EPF and Unilin are partners in the Horizon 2020 European project CISUFLO (CIrcular SUstainable FlOor coverings) that has as main goal the transition to a sustainable circular flooring sector and is supported by innovation funds from the European Union. The consortium consists of 19 partners: industrial partners, research centres and associations and the project covers laminate, textile and vinyl floor coverings.
Product circularity is key for the preservation of our planet if we want to prevent depletion of our finite resources.
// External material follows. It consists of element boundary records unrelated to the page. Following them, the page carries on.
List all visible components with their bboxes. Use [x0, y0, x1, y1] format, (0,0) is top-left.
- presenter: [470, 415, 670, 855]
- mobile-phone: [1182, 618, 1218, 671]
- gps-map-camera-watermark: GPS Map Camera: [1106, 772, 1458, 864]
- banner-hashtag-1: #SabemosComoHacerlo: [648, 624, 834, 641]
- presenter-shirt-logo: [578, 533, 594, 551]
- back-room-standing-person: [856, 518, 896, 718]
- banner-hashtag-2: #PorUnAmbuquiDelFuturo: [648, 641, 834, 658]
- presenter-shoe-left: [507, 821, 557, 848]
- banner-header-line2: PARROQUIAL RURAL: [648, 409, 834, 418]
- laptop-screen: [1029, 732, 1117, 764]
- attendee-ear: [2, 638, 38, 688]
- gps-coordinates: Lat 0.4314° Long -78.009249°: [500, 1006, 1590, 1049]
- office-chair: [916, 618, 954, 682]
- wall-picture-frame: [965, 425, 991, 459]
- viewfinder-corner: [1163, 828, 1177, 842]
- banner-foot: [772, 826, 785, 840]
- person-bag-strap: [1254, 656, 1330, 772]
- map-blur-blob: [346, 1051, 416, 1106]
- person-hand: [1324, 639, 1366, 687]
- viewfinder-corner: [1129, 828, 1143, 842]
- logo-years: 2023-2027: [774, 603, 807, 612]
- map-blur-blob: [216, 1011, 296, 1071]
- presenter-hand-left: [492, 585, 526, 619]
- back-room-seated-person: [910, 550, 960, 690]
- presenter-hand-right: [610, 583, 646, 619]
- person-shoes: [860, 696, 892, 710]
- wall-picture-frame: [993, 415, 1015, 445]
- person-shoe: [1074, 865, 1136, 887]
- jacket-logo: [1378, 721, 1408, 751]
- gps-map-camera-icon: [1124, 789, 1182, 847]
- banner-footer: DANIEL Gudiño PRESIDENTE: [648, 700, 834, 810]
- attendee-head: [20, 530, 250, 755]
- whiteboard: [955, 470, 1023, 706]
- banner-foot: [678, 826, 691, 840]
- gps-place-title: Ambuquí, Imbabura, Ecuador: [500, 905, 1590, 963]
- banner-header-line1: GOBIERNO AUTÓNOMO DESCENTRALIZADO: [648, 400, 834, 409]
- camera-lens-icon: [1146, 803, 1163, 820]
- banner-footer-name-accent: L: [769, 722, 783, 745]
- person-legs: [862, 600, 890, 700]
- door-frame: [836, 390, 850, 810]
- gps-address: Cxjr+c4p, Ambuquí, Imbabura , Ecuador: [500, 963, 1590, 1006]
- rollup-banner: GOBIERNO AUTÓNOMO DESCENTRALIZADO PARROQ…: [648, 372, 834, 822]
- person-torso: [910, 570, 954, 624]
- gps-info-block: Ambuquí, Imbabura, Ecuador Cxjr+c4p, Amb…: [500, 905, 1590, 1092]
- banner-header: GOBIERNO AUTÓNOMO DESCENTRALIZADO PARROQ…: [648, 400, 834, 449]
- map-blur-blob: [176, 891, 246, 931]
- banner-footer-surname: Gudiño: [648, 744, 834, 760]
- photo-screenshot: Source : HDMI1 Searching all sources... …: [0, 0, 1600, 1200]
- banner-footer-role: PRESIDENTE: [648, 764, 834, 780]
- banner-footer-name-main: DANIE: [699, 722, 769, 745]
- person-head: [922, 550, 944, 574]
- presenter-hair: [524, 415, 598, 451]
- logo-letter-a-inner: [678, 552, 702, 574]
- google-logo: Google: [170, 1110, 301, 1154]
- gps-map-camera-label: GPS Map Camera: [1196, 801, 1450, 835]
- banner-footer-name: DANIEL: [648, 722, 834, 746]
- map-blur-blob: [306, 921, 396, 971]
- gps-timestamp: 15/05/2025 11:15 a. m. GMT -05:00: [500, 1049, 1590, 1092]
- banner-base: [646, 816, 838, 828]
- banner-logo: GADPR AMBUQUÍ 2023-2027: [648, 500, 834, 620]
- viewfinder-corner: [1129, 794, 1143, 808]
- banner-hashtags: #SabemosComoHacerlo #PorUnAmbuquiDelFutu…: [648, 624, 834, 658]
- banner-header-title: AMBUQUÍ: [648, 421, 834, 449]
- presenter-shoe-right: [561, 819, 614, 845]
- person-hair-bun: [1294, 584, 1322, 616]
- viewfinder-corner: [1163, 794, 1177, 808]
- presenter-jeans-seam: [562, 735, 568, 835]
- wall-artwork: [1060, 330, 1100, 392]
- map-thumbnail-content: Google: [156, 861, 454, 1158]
Therefore, solutions need to be developed to make current flooring materials circular by design and/or by developing recycling technologies that recycle these products into new similar flooring products.
Nowadays, laminate flooring in particular and all MDF/HDF containing products in general, are often considered as hardly recyclable and such products commonly end in landfills or incineration at the end-of-life. This is an outcome that everyone wishes to change.
In order to close the recycling loop, a revolutionising technology has been developed by Unilin based on steam explosion. This allows the extraction of valuable wood fibres from MDF/HDF containing products (in particular laminate flooring). These fibres are then prepared for reuse and used as a replacement of virgin fibres in an HDF production process. This allows to recycle the main part of a laminate flooring, being the core HDF.
Unilin has spearheaded this initiative by establishing a pilot line at its MDF mill in Bazeilles, France. Since 2021 this line has been refined to the process needs of the recycling process. The actual status is that this line is producing over 1 ton of recycled fibres per hour, and these fibres are immediately reused in the production of new MDF/HDF products on a continuous basis. This rather small recycling unit demonstrates already the huge potential of the developed technology: not only the fact that fibres can be extracted and reused, with no significant impact on quality, but the recycling can be done at economically interesting conditions. In fact, the way the process performs, it even saves electrical/thermal energy compared to the energy required for producing wood fibres based on virgin wood.
This success refutes the sometimes perceived image of MDF/HDF as a non-recyclable product and instead demonstrates its circularity, for which European wood-based panels are known.